New Products/Services
The company is focusing on the 'Technical Textiles' segment through the manufacturing of artificial leather, aiming to diversify revenue away from traditional terry towels.
Market Expansion
Targeting expansion into new international regions to reduce the current 76% dependency on the US and South American markets.
Market Share & Ranking
Not disclosed in available documents, but identified as an established player with over two decades of operations in the terry towel segment.
Strategic Alliances
Maintains a long-term agency agreement with GAIL (India) Limited for polymer marketing and distribution in Rajasthan.
External Factors
Industry Trends
The textile industry is currently benefiting from increasing urbanization and fashion trends, but remains cyclical. The industry is shifting toward technical textiles, where the company is positioning itself via its artificial leather division.
Competitive Landscape
Faces intense competition from both domestic Indian textile firms and international manufacturers in low-cost countries, putting pressure on operating margins.
Competitive Moat
The moat is built on the 50+ years of experience of promoter Mr. G.S. Kandoi and established relationships with global retail giants.

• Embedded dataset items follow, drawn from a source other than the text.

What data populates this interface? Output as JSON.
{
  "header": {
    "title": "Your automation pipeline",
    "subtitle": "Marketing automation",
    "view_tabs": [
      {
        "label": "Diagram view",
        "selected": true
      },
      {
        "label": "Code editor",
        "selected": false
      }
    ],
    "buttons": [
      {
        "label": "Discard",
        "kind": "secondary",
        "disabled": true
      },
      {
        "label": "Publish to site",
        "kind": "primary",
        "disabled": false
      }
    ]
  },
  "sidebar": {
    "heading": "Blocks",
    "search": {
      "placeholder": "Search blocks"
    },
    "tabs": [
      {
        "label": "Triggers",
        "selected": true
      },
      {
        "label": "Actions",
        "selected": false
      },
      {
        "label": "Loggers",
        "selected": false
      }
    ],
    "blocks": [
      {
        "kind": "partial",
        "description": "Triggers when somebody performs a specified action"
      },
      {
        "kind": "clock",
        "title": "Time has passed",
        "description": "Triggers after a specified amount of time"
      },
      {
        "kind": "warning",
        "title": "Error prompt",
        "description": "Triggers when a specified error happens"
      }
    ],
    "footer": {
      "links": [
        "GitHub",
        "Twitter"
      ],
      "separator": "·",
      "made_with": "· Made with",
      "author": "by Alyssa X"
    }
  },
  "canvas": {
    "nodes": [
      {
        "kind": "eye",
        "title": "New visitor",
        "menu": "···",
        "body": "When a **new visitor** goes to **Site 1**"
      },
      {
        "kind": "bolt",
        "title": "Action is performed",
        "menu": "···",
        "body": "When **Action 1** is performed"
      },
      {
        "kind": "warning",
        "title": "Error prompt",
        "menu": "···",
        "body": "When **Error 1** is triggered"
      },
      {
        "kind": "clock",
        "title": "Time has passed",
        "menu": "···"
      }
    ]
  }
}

This ensures repeat business but is challenged by high customer concentration.
Macro Economic Sensitivity
Highly sensitive to global economic cycles, particularly US consumer spending, and Indian monsoon patterns which dictate cotton availability and pricing.
Consumer Behavior
Demand is driven by changing lifestyles and growing fashion trends in the home textile segment, particularly in developed economies.
Geopolitical Risks
Vulnerable to changes in Indian government policies regarding cotton export quotas and political instability in major export markets like the USA.
Regulatory & Governance
Industry Regulations
Operations are governed by textile manufacturing standards, pollution control board norms for dyeing units, and SEBI/BSE listing regulations for corporate governance.
Environmental Compliance
The company monitors environmental and legal compliances through internal and external audits, though specific ESG costs in INR were not disclosed.
Taxation Policy Impact
Subject to Indian corporate tax laws and export incentives; changes in GST or export duty drawbacks would directly impact the 76% export revenue base.
Legal Contingencies
The company has extended significant corporate guarantees: INR 24 Cr to HEX Exports Private Limited and INR 20 Cr to Suave Casa Ideas Private Limited, representing substantial contingent liabilities.
Risk Analysis
Key Uncertainties
The primary uncertainty is the slow ramp-up of the artificial leather business and the delayed recovery of payments from one major customer, which could impact liquidity.
Geographic Concentration Risk
High geographic risk with the majority of export revenue (76% of total) originating from the USA and Chile.
Third Party Dependencies
Significant dependency on top 10 customers (68% of revenue) and GAIL (India) Limited for the agency division's supply.
Technology Obsolescence Risk
The company is mitigating technology risks by importing modern printing machinery to stay competitive with global textile manufacturing standards.
Credit & Counterparty Risk
Counterparty risk is moderated by dealing with reputed players like Walmart, though an elongated collection period (60-100 days) and specific delayed recoveries remain concerns.